Flying Start To The Combined Naval Event 2025

Flying Start To The Combined Naval Event 2025
Time to shine: The main entrance to CNE 2025

Is it that time already? So much has been packed into a spectacular first day at the Combined Naval Event 2025 that it seems difficult to believe we’re already at its end.

The morning was dominated by the twin plenary sessions running in our surface fleet and underwater theatres.

Surface fleet chairman and former Commander U.K. Maritime Forces Vice Admiral (Ret’d) Duncan Potts did an excellent job of setting the scene for what followed. He described the U.K.’s just-announced reset with the EU — with the topic of defence front and centre for the first time — as “a step forward.”

But he noted that despite talk of ceasefires in the Ukraine there was “no end in sight” to the conflict with Russia, and pointedly observed that recent transatlantic developments meant “Europeans need to step up more,” adding: “We cannot rely on the U.S. to spend more on defence than we do.”

Meanwhile in the underwater theatre Vice Admiral (Ret’d) Jeffrey Trussler, the U.S. Navy’s former Deputy Chief of the Naval Operations for Information Warfare was keeping everyone on point with his trademark lively delivery style and liberal use of chairman’s gavel!

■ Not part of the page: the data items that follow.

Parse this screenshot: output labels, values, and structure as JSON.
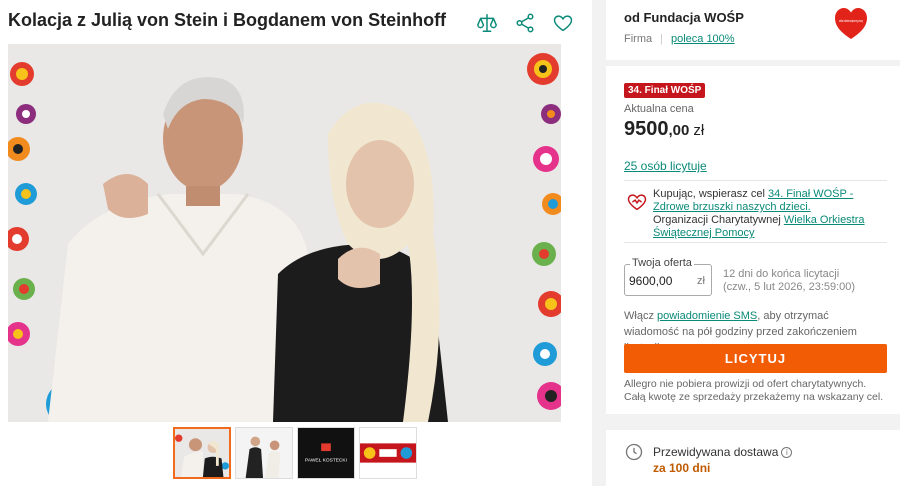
{
  "offer": {
    "title": "Kolacja z Julią von Stein i Bogdanem von Steinhoff",
    "icons": [
      "compare-icon",
      "share-icon",
      "heart-icon"
    ],
    "thumb_labels": [
      "PAWEŁ KOSTECKI"
    ]
  },
  "seller": {
    "name": "od Fundacja WOŚP",
    "type": "Firma",
    "recommend": "poleca 100%",
    "logo_text": "wielka orkiestra świątecznej pomocy"
  },
  "auction": {
    "badge": "34. Finał WOŚP",
    "price_label": "Aktualna cena",
    "price_int": "9500",
    "price_dec": ",00",
    "currency": "zł",
    "bidders": "25 osób licytuje",
    "charity_prefix": "Kupując, wspierasz cel ",
    "charity_goal": "34. Finał WOŚP - Zdrowe brzuszki naszych dzieci.",
    "charity_org_prefix": "Organizacji Charytatywnej ",
    "charity_org": "Wielka Orkiestra Świątecznej Pomocy",
    "bid_label": "Twoja oferta",
    "bid_value": "9600,00",
    "bid_currency": "zł",
    "deadline_line1": "12 dni do końca licytacji",
    "deadline_line2": "(czw., 5 lut 2026, 23:59:00)",
    "sms_prefix": "Włącz ",
    "sms_link": "powiadomienie SMS",
    "sms_suffix": ", aby otrzymać wiadomość na pół godziny przed zakończeniem licytacji.",
    "button": "LICYTUJ",
    "note": "Allegro nie pobiera prowizji od ofert charytatywnych. Całą kwotę ze sprzedaży przekażemy na wskazany cel."
  },
  "delivery": {
    "label": "Przewidywana dostawa",
    "info": "i",
    "time": "za 100 dni"
  },
  "colors": {
    "accent": "#f25c05",
    "link": "#0a8a78",
    "badge": "#c4161c"
  }
}
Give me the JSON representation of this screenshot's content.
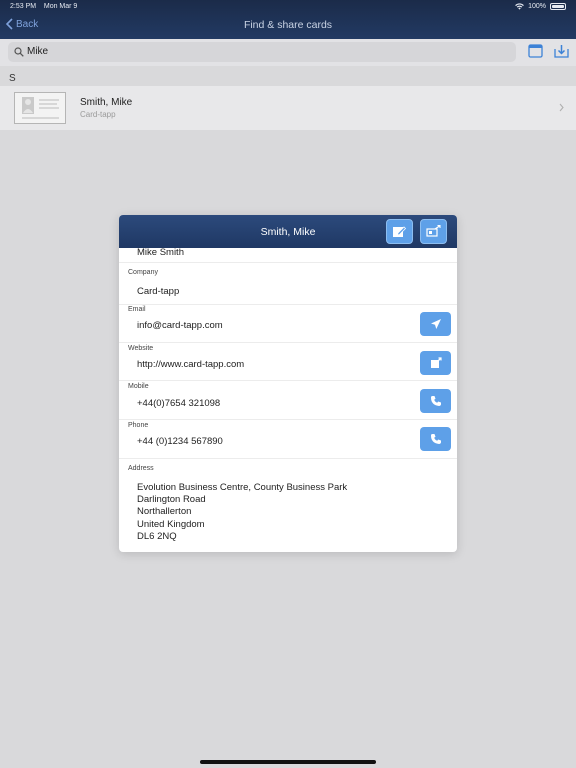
{
  "status": {
    "time": "2:53 PM",
    "date": "Mon Mar 9",
    "battery": "100%"
  },
  "nav": {
    "back_label": "Back",
    "title": "Find & share cards"
  },
  "search": {
    "value": "Mike"
  },
  "list": {
    "section": "S",
    "items": [
      {
        "name": "Smith, Mike",
        "subtitle": "Card-tapp"
      }
    ]
  },
  "modal": {
    "title": "Smith, Mike",
    "name_value": "Mike Smith",
    "fields": {
      "company": {
        "label": "Company",
        "value": "Card-tapp"
      },
      "email": {
        "label": "Email",
        "value": "info@card-tapp.com"
      },
      "website": {
        "label": "Website",
        "value": "http://www.card-tapp.com"
      },
      "mobile": {
        "label": "Mobile",
        "value": "+44(0)7654 321098"
      },
      "phone": {
        "label": "Phone",
        "value": "+44 (0)1234 567890"
      },
      "address": {
        "label": "Address",
        "lines": [
          "Evolution Business Centre, County Business Park",
          "Darlington Road",
          "Northallerton",
          "United Kingdom",
          "DL6 2NQ"
        ]
      }
    }
  },
  "colors": {
    "nav_bg": "#1f3864",
    "accent_button": "#5ea0e8",
    "back_link": "#7fa2dc"
  },
  "icons": [
    "chevron-left-icon",
    "search-icon",
    "wifi-icon",
    "battery-icon",
    "window-icon",
    "download-icon",
    "card-placeholder-icon",
    "chevron-right-icon",
    "edit-icon",
    "share-card-icon",
    "send-icon",
    "open-link-icon",
    "phone-icon"
  ]
}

It would be impossible to summarise here the plethora of content available across the two morning sessions alone, let alone the six separate streams laid on for the afternoon. Here are just a few highlights:

  • Attendees listening to talks on the Royal Navy’s 2040 vision can’t have missed tangible evidence of it on their way in: Leonardo is showcasing the force’s helicopter-sized Proteus UAS demonstrator outside the main entrance alongside its new AWHero platform;

  • “Get real, get better” was the main message given to those learning about America’s approach to building capacity and capability for undersea warfare: examples given including cooperating with industry to double torpedo production, and adopting a “fail fast, learn fast SpaceX approach” on underwater drones;

  • A focus on shipbuilding in the Republic of Korea noted the nation was now ranked second in the world in terms of global output; delegates heard about plans for its next-generation destroyer with integrated mast and electronic silent running propulsion system, a MUM-T carrier, MUM-T command ship, plus USVs, UAVs, AUVs, and UUVs that will together constitute a “fundamental change in naval operations” and a “new chapter in Korean defence technology”;

  • Information warfare’s growing importance was stressed to attendees, with the U.S. Navy’s Vice Admiral Karl Thomas, Deputy Chief of Naval Operations for Information Warfare, pointedly noting: “Increasingly, every warrior is an information warrior to some extent,” and explaining “...searching at volume, detecting at range… it’s always about sensing the shooter”; and

  • The presentation on the ROKN’s KSS Block III submarine programme was notable not just for its all-round excellence and insightful content — more on this in our forthcoming Insights report — but also for its ingenious drawing of parallels demonstrating just what submarines and James Bond had in common.